Background of the South American Theater
Brazil had gained independence from Portugal in 1822 and now had a large empire. Pedro II, emperor of Brazil, had heavily industrialized and militarized his nation. Brazil, now a prestigeous power, had brought great concern to the other major power of the region, the United States. The U.S rarely dealt with South American affairs, but the emergence of Brazil had forced the U.S to look into Brazilian issues. Pedro II died in 1891, and the Brazilian empire began to decline. The U.S felt that the threat of Brazil had disipated. Much to the U.S's dismay, the next emperor, Pedro III, began to build-up Brazil even more. He modernized the military, as well as increasing its size, and began to colonize Caribbean islands. The U.S, although fearful of Brazil's new actions, did not take action. Pedro III spoke with Wilhelm III of Germany in 1927. Wilhelm promised Pedro African colonies if Brazil kept the U.S out of the European war. Pedro accepted and the two formed an alliance. Brazil kept colonizing in the Caribbean up until Puerto Rico. The U.S warned Brazil if Puerto Rico was attacked, war would be declared. Pedro, living up to his agreement, ordered an invasion of the island. On September 6th, 1930, Brazil invaded Puerto Rico. The folloing day, the U.S declared war on the empire of Brazil.
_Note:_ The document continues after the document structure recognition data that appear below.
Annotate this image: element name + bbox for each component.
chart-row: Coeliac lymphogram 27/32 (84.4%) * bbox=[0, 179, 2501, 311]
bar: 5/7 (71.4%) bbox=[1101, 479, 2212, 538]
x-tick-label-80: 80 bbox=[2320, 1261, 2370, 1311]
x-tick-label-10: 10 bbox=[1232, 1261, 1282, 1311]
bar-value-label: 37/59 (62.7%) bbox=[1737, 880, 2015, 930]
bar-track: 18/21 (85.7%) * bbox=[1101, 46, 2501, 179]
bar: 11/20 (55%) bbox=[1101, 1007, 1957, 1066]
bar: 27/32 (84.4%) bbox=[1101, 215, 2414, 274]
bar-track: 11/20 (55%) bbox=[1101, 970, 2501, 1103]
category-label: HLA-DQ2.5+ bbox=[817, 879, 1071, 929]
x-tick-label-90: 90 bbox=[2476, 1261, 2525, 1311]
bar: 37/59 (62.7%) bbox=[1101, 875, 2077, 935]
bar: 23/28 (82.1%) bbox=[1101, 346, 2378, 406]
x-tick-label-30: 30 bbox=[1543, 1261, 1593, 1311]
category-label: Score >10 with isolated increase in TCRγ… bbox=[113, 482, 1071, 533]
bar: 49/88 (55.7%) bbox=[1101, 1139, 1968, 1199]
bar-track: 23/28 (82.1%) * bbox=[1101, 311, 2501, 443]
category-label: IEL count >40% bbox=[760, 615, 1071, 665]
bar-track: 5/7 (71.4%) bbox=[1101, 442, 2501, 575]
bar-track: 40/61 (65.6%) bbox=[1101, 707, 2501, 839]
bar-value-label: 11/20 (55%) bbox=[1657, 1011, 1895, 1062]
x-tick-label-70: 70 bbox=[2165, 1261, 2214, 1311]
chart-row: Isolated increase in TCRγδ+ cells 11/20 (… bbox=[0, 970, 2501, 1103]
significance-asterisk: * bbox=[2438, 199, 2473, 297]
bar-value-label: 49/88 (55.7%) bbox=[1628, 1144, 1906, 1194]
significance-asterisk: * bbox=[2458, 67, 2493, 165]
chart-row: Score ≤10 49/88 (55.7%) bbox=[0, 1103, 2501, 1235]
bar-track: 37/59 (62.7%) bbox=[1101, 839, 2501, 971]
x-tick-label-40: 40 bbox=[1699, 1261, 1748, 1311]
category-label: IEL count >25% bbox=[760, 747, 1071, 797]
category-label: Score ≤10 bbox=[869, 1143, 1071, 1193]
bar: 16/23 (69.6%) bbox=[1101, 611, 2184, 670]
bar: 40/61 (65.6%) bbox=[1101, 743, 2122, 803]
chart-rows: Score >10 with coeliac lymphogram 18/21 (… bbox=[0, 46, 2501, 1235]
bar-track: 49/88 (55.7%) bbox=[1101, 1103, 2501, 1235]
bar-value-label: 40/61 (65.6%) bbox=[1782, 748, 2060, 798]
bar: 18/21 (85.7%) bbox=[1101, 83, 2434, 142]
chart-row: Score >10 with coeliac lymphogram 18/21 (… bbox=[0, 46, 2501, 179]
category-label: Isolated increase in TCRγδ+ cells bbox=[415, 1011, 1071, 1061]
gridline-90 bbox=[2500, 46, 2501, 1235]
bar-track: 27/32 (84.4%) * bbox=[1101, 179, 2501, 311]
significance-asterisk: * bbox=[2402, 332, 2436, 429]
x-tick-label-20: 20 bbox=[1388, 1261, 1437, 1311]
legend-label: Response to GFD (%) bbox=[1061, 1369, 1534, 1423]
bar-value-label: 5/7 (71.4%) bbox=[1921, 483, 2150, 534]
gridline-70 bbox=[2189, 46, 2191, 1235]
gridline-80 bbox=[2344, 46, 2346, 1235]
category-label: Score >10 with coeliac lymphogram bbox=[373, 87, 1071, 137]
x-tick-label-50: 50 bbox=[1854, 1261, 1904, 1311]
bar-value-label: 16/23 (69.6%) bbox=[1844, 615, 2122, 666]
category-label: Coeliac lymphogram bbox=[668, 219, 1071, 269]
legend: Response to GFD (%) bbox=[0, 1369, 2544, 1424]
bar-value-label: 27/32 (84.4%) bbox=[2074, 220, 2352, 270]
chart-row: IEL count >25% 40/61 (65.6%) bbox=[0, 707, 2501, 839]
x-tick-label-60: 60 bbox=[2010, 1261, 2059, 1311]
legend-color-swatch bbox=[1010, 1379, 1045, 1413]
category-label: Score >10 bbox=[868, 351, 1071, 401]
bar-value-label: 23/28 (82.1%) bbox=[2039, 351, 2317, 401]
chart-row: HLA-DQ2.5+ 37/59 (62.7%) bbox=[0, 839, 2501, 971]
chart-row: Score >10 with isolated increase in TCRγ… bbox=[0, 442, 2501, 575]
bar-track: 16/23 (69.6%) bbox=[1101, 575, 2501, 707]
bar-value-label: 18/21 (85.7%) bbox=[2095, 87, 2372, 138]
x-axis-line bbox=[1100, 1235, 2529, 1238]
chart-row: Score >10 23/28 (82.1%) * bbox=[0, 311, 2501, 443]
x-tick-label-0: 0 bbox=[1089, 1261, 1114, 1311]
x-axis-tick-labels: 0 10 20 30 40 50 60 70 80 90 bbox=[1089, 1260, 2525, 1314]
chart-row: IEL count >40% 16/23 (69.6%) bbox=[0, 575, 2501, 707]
Background of the Pacific Theater
Australia had been a colony of Great Britain since 1770. In 1901, the six Australian colonies formed a federation and became the Commonwealth of Australia, becoming a dominion of the British Empire. However, many nationalists felt this was an important step in Australian independence. They felt Australia should completely break ties with Britain and begin its own course as a world power. Conflict unsued between those who were for complete independence and those who wished to stay with British rule. Finally, in 1908, Victor Melbourne rose to power as Prime Minister. Melbourne was the leader of the Independence Party and wished to use new power to finally end ties with Great Britain. In 1910, after a very thin majority, the Australian Parliament passed a declaration of independence. A newly drafted constitution called for a complete break from Great Britain and the formation of the Australian Empire, with Melbourne proclaimed as its emperor. The world was shocked by this declaration, especially Britain. Britain feared this would spark independence movements in its other colonies. Melbourne began to industrialize his new empire and build it up economically and militarily. Between 1911 and 1920, Australia's military nearly tripled in size and its industry rivaled even Britain. Melbourne also created an imperial policy and began colonizing islands in the Pacific. In 1928, Wilhelm III of Germany and Pedro III of Brazil spoke with Melbourne. Wilhelm and Pedro promised Melbourne Pacific colonies if Australia kept China and Japan out of the European war. Melbourne accepted and the three formed a triple alliance between the empires of Germany, Brazil, and Australia. Melbourne ordered a naval attack on Japan and China. On September 8th, 1930, Australia attacked Japan and China. The war in the Pacific had begun.